On the planning front, the NGO is expressing concerns that nations including Greece, Austria, Italy and Iceland have not set out detailed, quantitative information on scaling international climate finance until they deliver their fair share of the $100bn.
Most other nations that are obliged to contribute have provided some information, but very few have plans that CARE considers complete and robust. Countries deemed as providing insufficient details include Japan, Portugal and France.
On over-reporting, CARE expresses concerns about existing finance being repackaged rather than the provision of new money. The UK is a potential offender here.
CARE International’s UK head of advocacy and policy Francesca Rhodes said: “There is a serious risk that to increase climate finance in the future, the UK Government will reduce spending on other areas of the aid budget… Rishi Sunak’s government must provide greater detail to enable countries severely affected by climate change to plan ahead.”
The report also raises concerns about the funding of projects with no tangible climate benefits being counted towards the $100bn, and the provision of loans rather than grants, which can lock low-income nations into greater debt. These same issues were recently raised in a key climate finance report from Oxfam.
Imbalance in allocation
Like Oxfam, CARE’s analysis also reveals imbalances regarding where finance is flowing.
Half of the $100bn is supposed to go towards climate adaptation and the other half towards mitigation. Regardless of how steeply emissions are cut now, scientists have warned that more investment will be needed for adaptation due to climate-related changes that are already baked in.
CARE estimates that just 24% of the international climate finance provided between 2016 and 2020 went towards adaptation. It is not satisfied that sufficient plans are in place to increase this proportion to 50% this decade. The NGO would also like to see the historic imbalance between adaptation and mitigation funding addressed, meaning that the 50% threshold should be exceeded for a time.
Rhodes said: “At COP28, Rishi Sunak and other world leaders must finally take action and produce a roadmap setting out how adaptation funding will at least double by 2025. There is no room for error.”

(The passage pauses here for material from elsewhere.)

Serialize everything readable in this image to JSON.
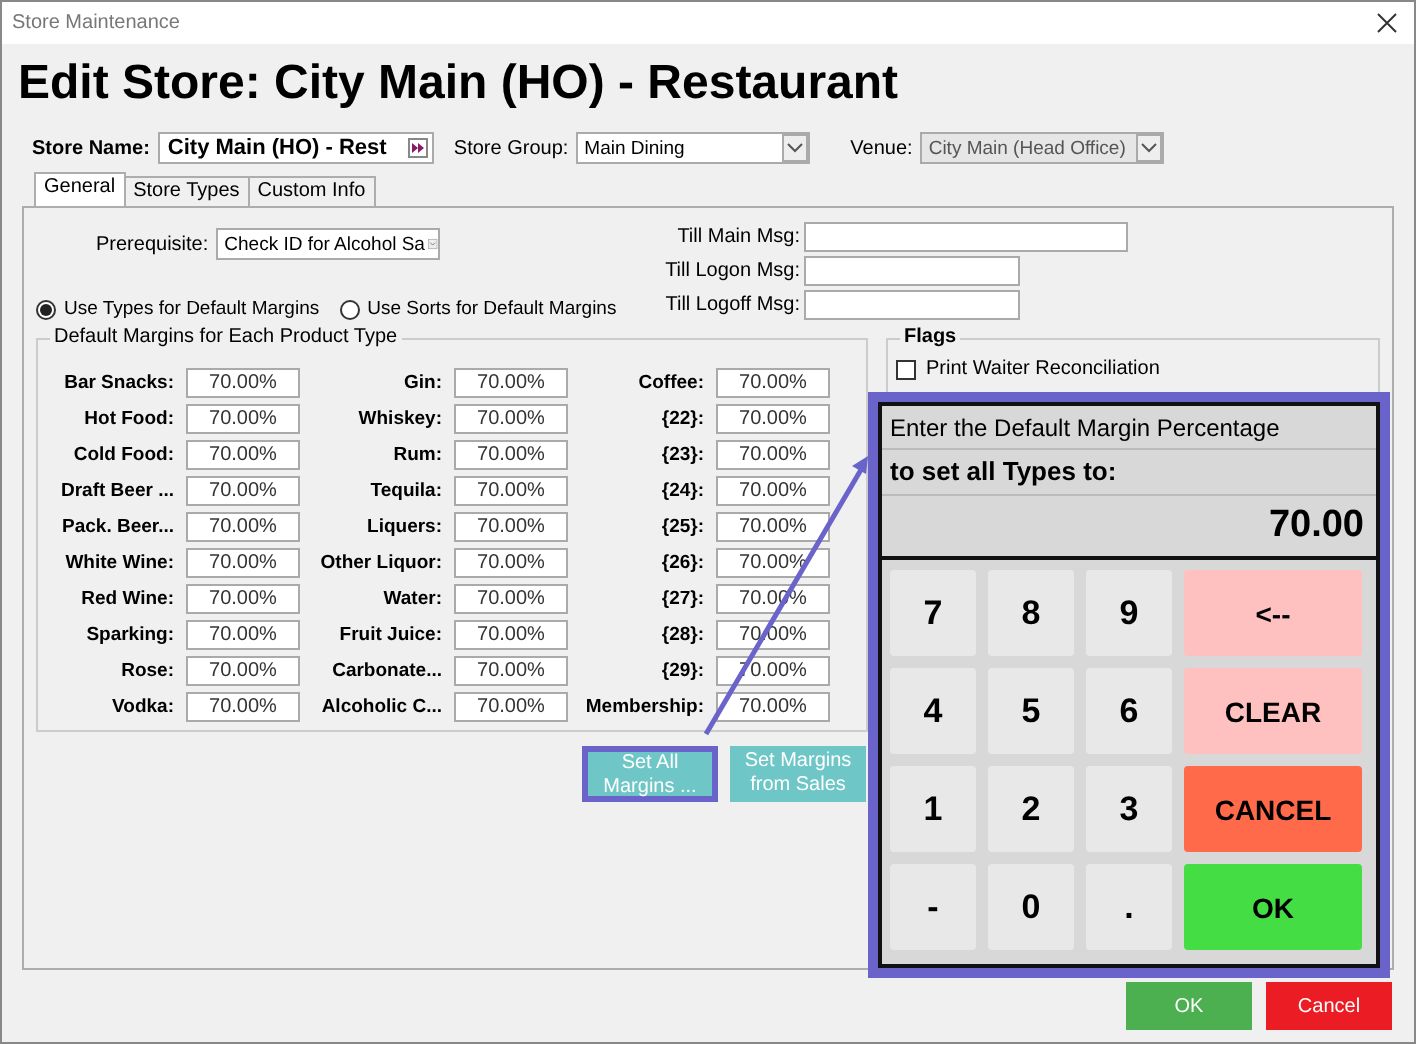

COP28 begins in Dubai on 30 November and will run for two weeks. The climate intercessional meetings in Bonn, which conclude later this week, will help to set the foundations for negotiations. The theme so far has certainly been scrutiny of the UAE’s position as host, given its fossil fuel interests.
Global Shield Solutions Platform
In related news, a new financing vehicle to help developing nations address loss and damage funding has launched this week.
The Global Shield Solutions Platform is a multi-donor grant facility including public, private and multilateral development funding from the G7. The money will provide better-coordinated finance to the world’s most climate-vulnerable 20 nations (V20)
The architects of the new platform have promised more rapid fund allocation through vehicles including regional risk pools and contingency funds. It will also offer loans that have terms accounting for the possibility of natural disasters and extreme weather.
Frankfurt’s School of Finance and Management is managing the Platform. In the first instance, Germany, France and Denmark will be contributing.
V20 finance advisor Sara Ahmed called the platform “a hallmark of collaboration among the climate-vulnerable economies and advanced economies”.
Ahmed added: “The platform is a recognition that it would be unfair to let climate-vulnerable economies whose people are least responsible for the crisis carry the risk of rapidly crumbling cliffs of financial and social protection. [It] brings new resources to leverage the full potential of the pre-arranged finance toolkit to accelerate the building of protection systems.”